Knowing and understanding soils

Precision agriculture has been a reserve for the big farms engaging in export markets but over time more and more smallholder farmers are taking up the practice in order to increase their productivity. In line with this more and more farmers are seeing the need for having their soil tested to understand their soils better. Traditionally, farmers have had the notion that when they are growing crops if they just use fertilizers production will increase. This continuous use of fertilizers have brought about problems with the soil hence the new move towards precision agriculture.

Value addition

Value addition is also a new aspect aimed at giving farmers more value for their farm produce. Farmers are increasingly opting to process farm produce for more premiums and higher farm gate prices. Value addition does not have to involve expensive complicated machines, it can be as simple as sun dried vegetables ground into powder then packed in simple polythene bags. Those with the economic muscle purchase processing equipment and are able to make processed final products which they sell to the final consumer if possible or the retailer thereby effectively edging out unscrupulous middle men.

Unpredictable January rain

As you can tell there are many improvements and changes that have already taken place within farming in Kenya. However, many challenges remain, and one of the largest challenges is climate change.

Climate change is increasingly visible in Kenya and it plays a huge role in agriculture as it threatens production. Smallholder farmers depend on natural resources like rain, sunlight and soil for their production activities. These resources are adversely affected by climate change as indicated by the changing seasonal weather patterns and occurrences of both extreme weather events. The normal bi-annual rainfall pattern is under siege throwing amok farming plans and cropping calendars.

January is usually the month that farmers plough the land in preparation for the long rains but it wasn’t so this year. Kenya has experienced erratic rain in January that has either been too heavy or too little to sustain crop life.

These changing weather patterns greatly influence decision making at farm level. Just some of the decisions affected include crop / and or variety selection, timing of planting, timing of input application, harvesting stages, among others. In extreme cases some have had to make the decision of engaging in other income generating activities other than agriculture.

How information supports changing tides in agriculture

Information is absolutely vital in supporting all of the above changes in farming.
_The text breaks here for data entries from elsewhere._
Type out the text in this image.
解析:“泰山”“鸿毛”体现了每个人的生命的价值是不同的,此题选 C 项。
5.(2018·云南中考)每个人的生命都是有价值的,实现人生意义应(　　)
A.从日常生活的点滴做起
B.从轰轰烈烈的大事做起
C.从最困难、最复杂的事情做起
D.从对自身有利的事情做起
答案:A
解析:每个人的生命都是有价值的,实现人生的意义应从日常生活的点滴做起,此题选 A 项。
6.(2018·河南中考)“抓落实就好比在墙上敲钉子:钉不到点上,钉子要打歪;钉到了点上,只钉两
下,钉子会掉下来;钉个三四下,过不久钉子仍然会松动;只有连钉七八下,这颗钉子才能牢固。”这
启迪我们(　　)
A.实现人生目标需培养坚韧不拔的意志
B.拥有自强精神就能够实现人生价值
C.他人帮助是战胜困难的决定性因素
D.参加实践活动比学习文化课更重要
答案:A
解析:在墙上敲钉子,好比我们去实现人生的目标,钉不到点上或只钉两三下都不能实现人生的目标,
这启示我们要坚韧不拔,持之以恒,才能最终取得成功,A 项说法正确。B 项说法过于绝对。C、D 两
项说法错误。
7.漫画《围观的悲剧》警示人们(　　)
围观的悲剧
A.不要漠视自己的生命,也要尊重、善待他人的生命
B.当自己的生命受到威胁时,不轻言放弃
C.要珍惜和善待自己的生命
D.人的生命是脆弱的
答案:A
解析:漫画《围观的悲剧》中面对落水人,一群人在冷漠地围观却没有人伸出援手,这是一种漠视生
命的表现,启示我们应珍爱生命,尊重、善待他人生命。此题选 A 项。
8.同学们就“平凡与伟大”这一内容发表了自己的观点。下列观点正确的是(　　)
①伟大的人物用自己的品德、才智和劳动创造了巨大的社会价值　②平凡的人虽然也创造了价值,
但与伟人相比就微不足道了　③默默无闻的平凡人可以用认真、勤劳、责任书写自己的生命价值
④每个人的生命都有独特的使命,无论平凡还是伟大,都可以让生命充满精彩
With good information farmers can learn about new techniques, effective farming, correct farm inputs, new agricultural policies, new agricultural inputs, new crop varieties, climate change mitigation and more.

Not long ago, information on used to only reach the farmer via the traditional extension worker which resulted in a wide gap in dissemination of farmer related information. The Kenyan media has been quick to identify this gap and has aired farmer related programmes on TV and radio. But despite the presence of such programmes in mainstream media, mass media means of communication is one way and has limited or no feedback from farmers. It also tends to be too general and less focused.

As luck would have it Kenyan farmers now have a new agricultural information platform at their disposal; WeFarm. WeFarm is available in any mobile device that supports short message service, SMS and online via Farmers can ask questions and receive answers back from other farmers, creating a flexible system that is relevant for each individual’s unique farming situation.

Now, with WeFarm, and the determination of farmers across Kenya, I am hopeful that we will continue to feed our population, and the rest of the world.